An appellate court will never hear evidence beyond what was presented at trial. Instead, the court hears purely legal arguments based on the trial record. A trial record is made up of (1) everything that was said in the courtroom and (2) every document that was filed in the case with the trial court. The evidence contained in the record is the only evidence the appellate court will consider.

The legal arguments on appeal are presented to the court by way of a brief, which is simply a written legal argument. In criminal cases, the person appealing the conviction gets to file the first brief. Then the State gets to respond with a brief of its own.

Most cases on appeal are decided solely upon the briefs. In some cases, however, the appellate court may instruct the attorneys to appear before the court for oral arguments. In oral arguments, each attorney usually has 20 minutes to present his or her position. During that time, the judges will ask the attorneys questions they have about the case.

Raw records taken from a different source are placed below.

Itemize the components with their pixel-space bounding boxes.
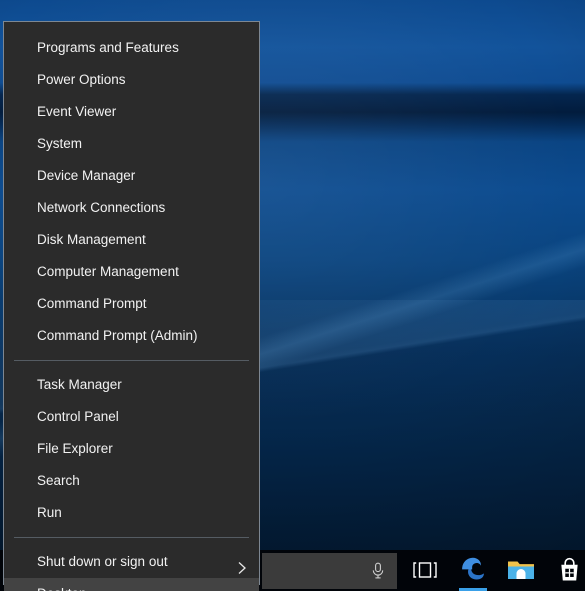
menu-item-label: Desktop [37, 578, 87, 591]
menu-item-label: Network Connections [37, 200, 166, 215]
menu-item-task-manager[interactable]: Task Manager [4, 369, 259, 401]
menu-item-system[interactable]: System [4, 128, 259, 160]
menu-item-run[interactable]: Run [4, 497, 259, 529]
menu-item-label: Run [37, 505, 62, 520]
task-view-icon [412, 561, 438, 584]
menu-item-network-connections[interactable]: Network Connections [4, 192, 259, 224]
taskbar-button-edge[interactable] [449, 553, 497, 591]
menu-item-label: File Explorer [37, 441, 113, 456]
menu-item-label: Disk Management [37, 232, 146, 247]
menu-item-label: Shut down or sign out [37, 554, 168, 569]
menu-item-label: Command Prompt (Admin) [37, 328, 198, 343]
edge-browser-icon [460, 556, 487, 588]
win-x-power-user-menu: Programs and Features Power Options Event … [3, 21, 260, 591]
menu-item-file-explorer[interactable]: File Explorer [4, 433, 259, 465]
file-explorer-icon [507, 558, 535, 586]
taskbar-search-box[interactable] [262, 553, 397, 589]
menu-item-disk-management[interactable]: Disk Management [4, 224, 259, 256]
menu-item-control-panel[interactable]: Control Panel [4, 401, 259, 433]
menu-item-command-prompt-admin[interactable]: Command Prompt (Admin) [4, 320, 259, 352]
menu-item-shut-down-or-sign-out[interactable]: Shut down or sign out [4, 546, 259, 578]
menu-items-container: Programs and Features Power Options Event … [4, 32, 259, 591]
taskbar-button-task-view[interactable] [401, 553, 449, 591]
taskbar-button-file-explorer[interactable] [497, 553, 545, 591]
menu-item-command-prompt[interactable]: Command Prompt [4, 288, 259, 320]
screen: Programs and Features Power Options Event … [0, 0, 585, 591]
menu-item-label: Event Viewer [37, 104, 117, 119]
menu-separator [14, 537, 249, 538]
menu-item-label: System [37, 136, 83, 151]
menu-item-search[interactable]: Search [4, 465, 259, 497]
menu-item-computer-management[interactable]: Computer Management [4, 256, 259, 288]
microsoft-store-icon [558, 557, 581, 587]
menu-item-label: Control Panel [37, 409, 119, 424]
menu-group-system-tools: Programs and Features Power Options Event … [4, 32, 259, 352]
menu-item-desktop[interactable]: Desktop [4, 578, 259, 591]
menu-item-label: Search [37, 473, 80, 488]
microphone-icon[interactable] [370, 562, 386, 580]
menu-separator [14, 360, 249, 361]
menu-item-label: Task Manager [37, 377, 122, 392]
menu-item-label: Power Options [37, 72, 126, 87]
menu-item-label: Command Prompt [37, 296, 147, 311]
menu-item-label: Programs and Features [37, 40, 179, 55]
menu-group-session: Shut down or sign out Desktop [4, 546, 259, 591]
menu-item-label: Device Manager [37, 168, 136, 183]
menu-group-shell-tools: Task Manager Control Panel File Explorer Se… [4, 369, 259, 529]
menu-top-padding [4, 22, 259, 32]
chevron-right-icon [237, 555, 247, 574]
menu-item-programs-and-features[interactable]: Programs and Features [4, 32, 259, 64]
menu-item-event-viewer[interactable]: Event Viewer [4, 96, 259, 128]
taskbar-button-microsoft-store[interactable] [545, 553, 585, 591]
menu-item-power-options[interactable]: Power Options [4, 64, 259, 96]
menu-item-device-manager[interactable]: Device Manager [4, 160, 259, 192]
menu-item-label: Computer Management [37, 264, 179, 279]
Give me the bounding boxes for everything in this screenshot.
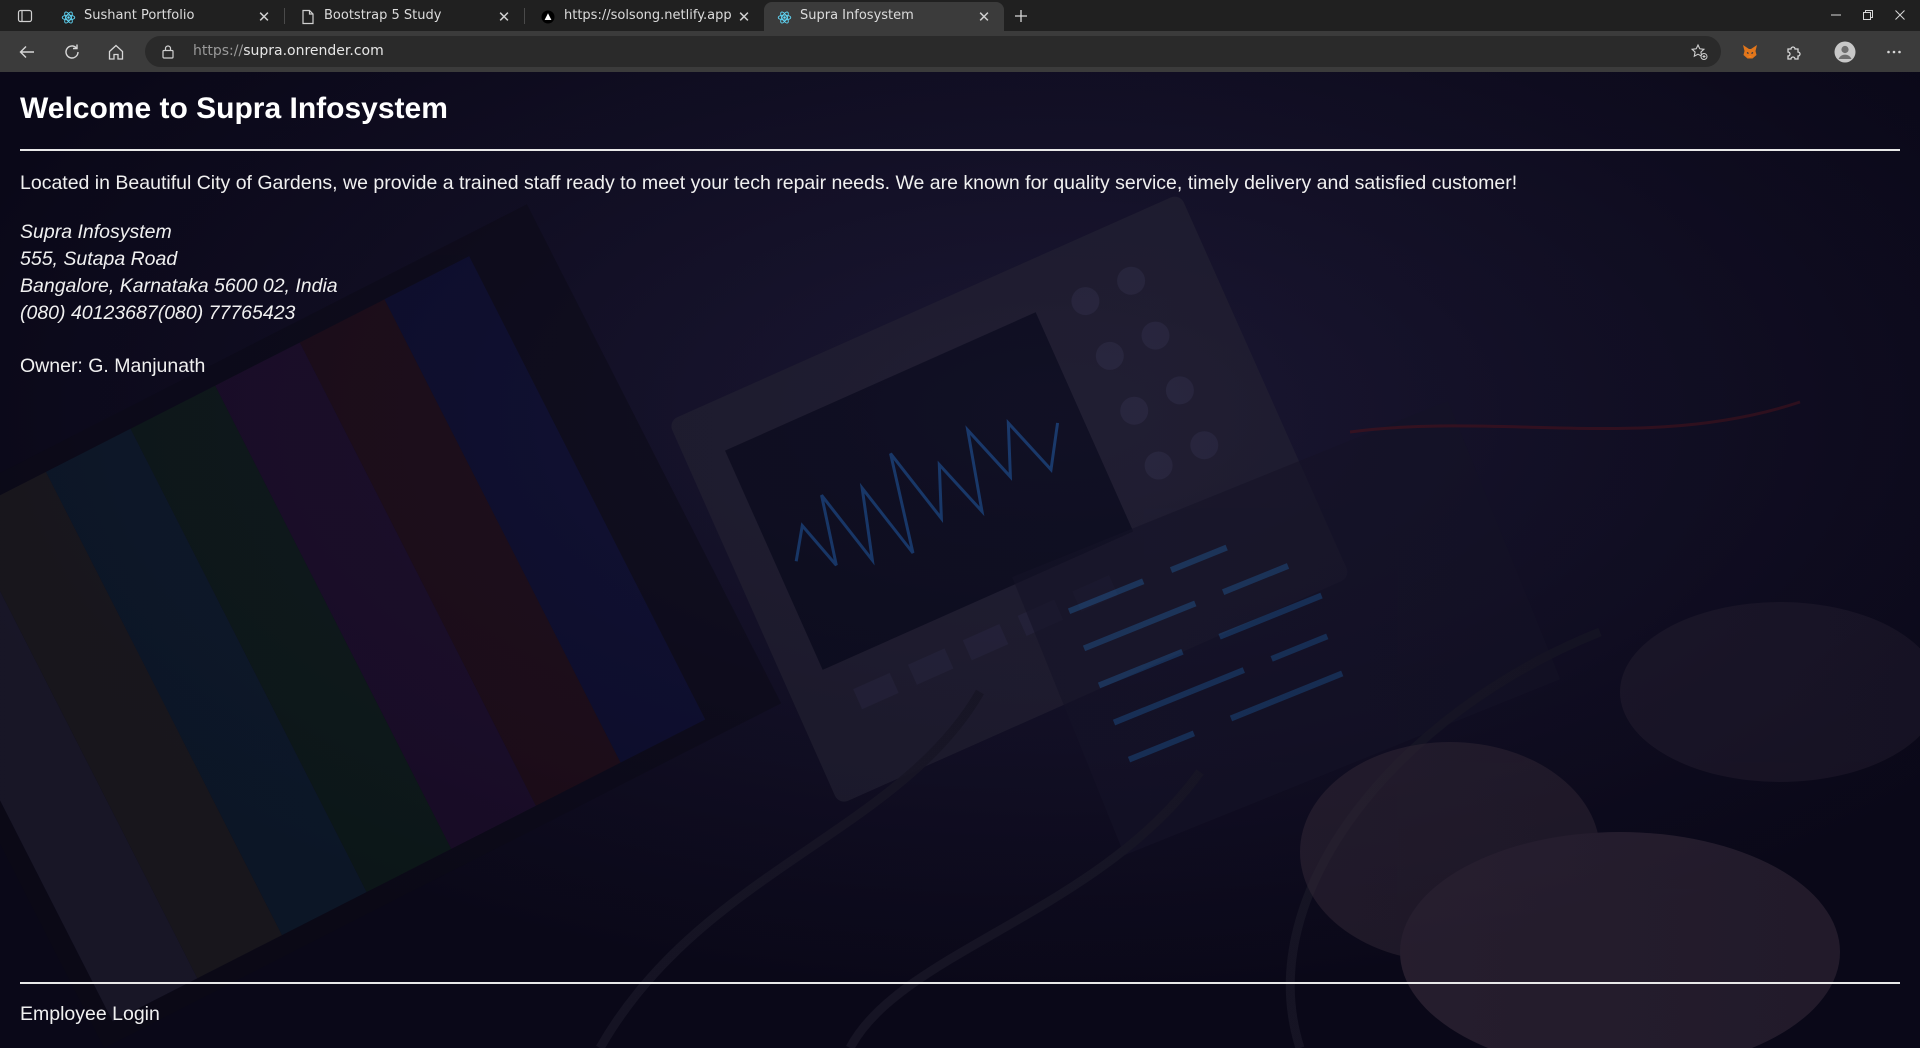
minimize-button[interactable] <box>1824 4 1848 26</box>
metamask-extension-button[interactable] <box>1738 40 1762 64</box>
react-icon <box>776 9 792 25</box>
web-page: Welcome to Supra Infosystem Located in B… <box>0 72 1920 1048</box>
tab-bootstrap-study[interactable]: Bootstrap 5 Study ✕ <box>288 2 524 31</box>
address-city: Bangalore, Karnataka 5600 02, India <box>20 275 338 297</box>
reload-icon <box>65 44 79 59</box>
close-tab-icon[interactable]: ✕ <box>496 8 512 26</box>
address-street: 555, Sutapa Road <box>20 248 178 270</box>
tab-title: https://solsong.netlify.app <box>564 8 732 23</box>
tab-separator <box>284 8 285 24</box>
reload-button[interactable] <box>60 40 84 64</box>
address-company-name: Supra Infosystem <box>20 221 172 243</box>
tab-title: Supra Infosystem <box>800 8 914 23</box>
tab-title: Bootstrap 5 Study <box>324 8 442 23</box>
restore-icon <box>1863 10 1873 20</box>
divider <box>20 149 1900 151</box>
arrow-left-icon <box>19 46 34 58</box>
puzzle-icon <box>1787 46 1801 60</box>
tab-supra-infosystem[interactable]: Supra Infosystem ✕ <box>764 2 1004 31</box>
employee-login-link[interactable]: Employee Login <box>20 1003 160 1026</box>
netlify-triangle-icon <box>540 9 556 25</box>
minimize-icon <box>1831 14 1841 16</box>
browser-toolbar: https://supra.onrender.com <box>0 31 1920 72</box>
fox-icon <box>1743 45 1757 59</box>
url-text[interactable]: https://supra.onrender.com <box>193 43 384 59</box>
url-protocol: https:// <box>193 43 244 59</box>
close-window-button[interactable] <box>1888 4 1912 26</box>
url-host: supra.onrender.com <box>243 43 384 59</box>
back-button[interactable] <box>15 40 39 64</box>
close-tab-icon[interactable]: ✕ <box>976 8 992 26</box>
tab-strip: Sushant Portfolio ✕ Bootstrap 5 Study ✕ … <box>0 0 1920 31</box>
footer-divider <box>20 982 1900 984</box>
more-horizontal-icon <box>1887 50 1901 54</box>
company-address: Supra Infosystem 555, Sutapa Road Bangal… <box>20 219 338 327</box>
home-icon <box>108 44 124 60</box>
page-title: Welcome to Supra Infosystem <box>20 92 448 125</box>
tab-separator <box>524 8 525 24</box>
avatar-icon <box>1834 41 1856 63</box>
address-phone: (080) 40123687(080) 77765423 <box>20 302 296 324</box>
settings-more-button[interactable] <box>1882 40 1906 64</box>
lock-icon[interactable] <box>161 44 175 63</box>
close-tab-icon[interactable]: ✕ <box>256 8 272 26</box>
tab-solsong[interactable]: https://solsong.netlify.app ✕ <box>528 2 764 31</box>
star-add-icon <box>1690 43 1708 60</box>
profile-button[interactable] <box>1832 40 1858 64</box>
tab-sushant-portfolio[interactable]: Sushant Portfolio ✕ <box>48 2 284 31</box>
restore-button[interactable] <box>1856 4 1880 26</box>
tab-actions-icon <box>17 9 33 23</box>
add-favorite-button[interactable] <box>1689 42 1709 62</box>
page-icon <box>300 9 316 25</box>
new-tab-button[interactable] <box>1009 5 1033 27</box>
close-icon <box>1895 10 1905 20</box>
close-tab-icon[interactable]: ✕ <box>736 8 752 26</box>
react-icon <box>60 9 76 25</box>
tab-title: Sushant Portfolio <box>84 8 195 23</box>
home-button[interactable] <box>104 40 128 64</box>
intro-paragraph: Located in Beautiful City of Gardens, we… <box>20 172 1518 194</box>
plus-icon <box>1015 10 1027 22</box>
tab-actions-button[interactable] <box>12 6 38 26</box>
address-bar[interactable]: https://supra.onrender.com <box>145 36 1721 67</box>
owner-text: Owner: G. Manjunath <box>20 355 206 377</box>
extensions-button[interactable] <box>1782 40 1806 64</box>
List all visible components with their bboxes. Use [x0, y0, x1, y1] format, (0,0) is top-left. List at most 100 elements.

The panel of judges will have a private conference during which they discuss the case with each other. After the panel of judges evaluates the arguments on each side, each judge will indicate which side he or she thinks should win. Each panel has three judges, so whichever side can get two of the three judges to agree is the side that wins. 

After the judges privately discuss the case and indicate between themselves which side they think should win, one of the judges on the panel will write the court's opinion. An opinion is simply a judicial decision reduced to writing. If one of the judges on the panel does not agree with the other two judges, she may also write an opinion explaining why she thinks the reasoning or conclusions of the other judges on the panel are incorrect.

The court gives advance notice to the parties so that the parties know when the court will be discussing their case. No one knows the result of that meeting, however, until the court releases its opinion.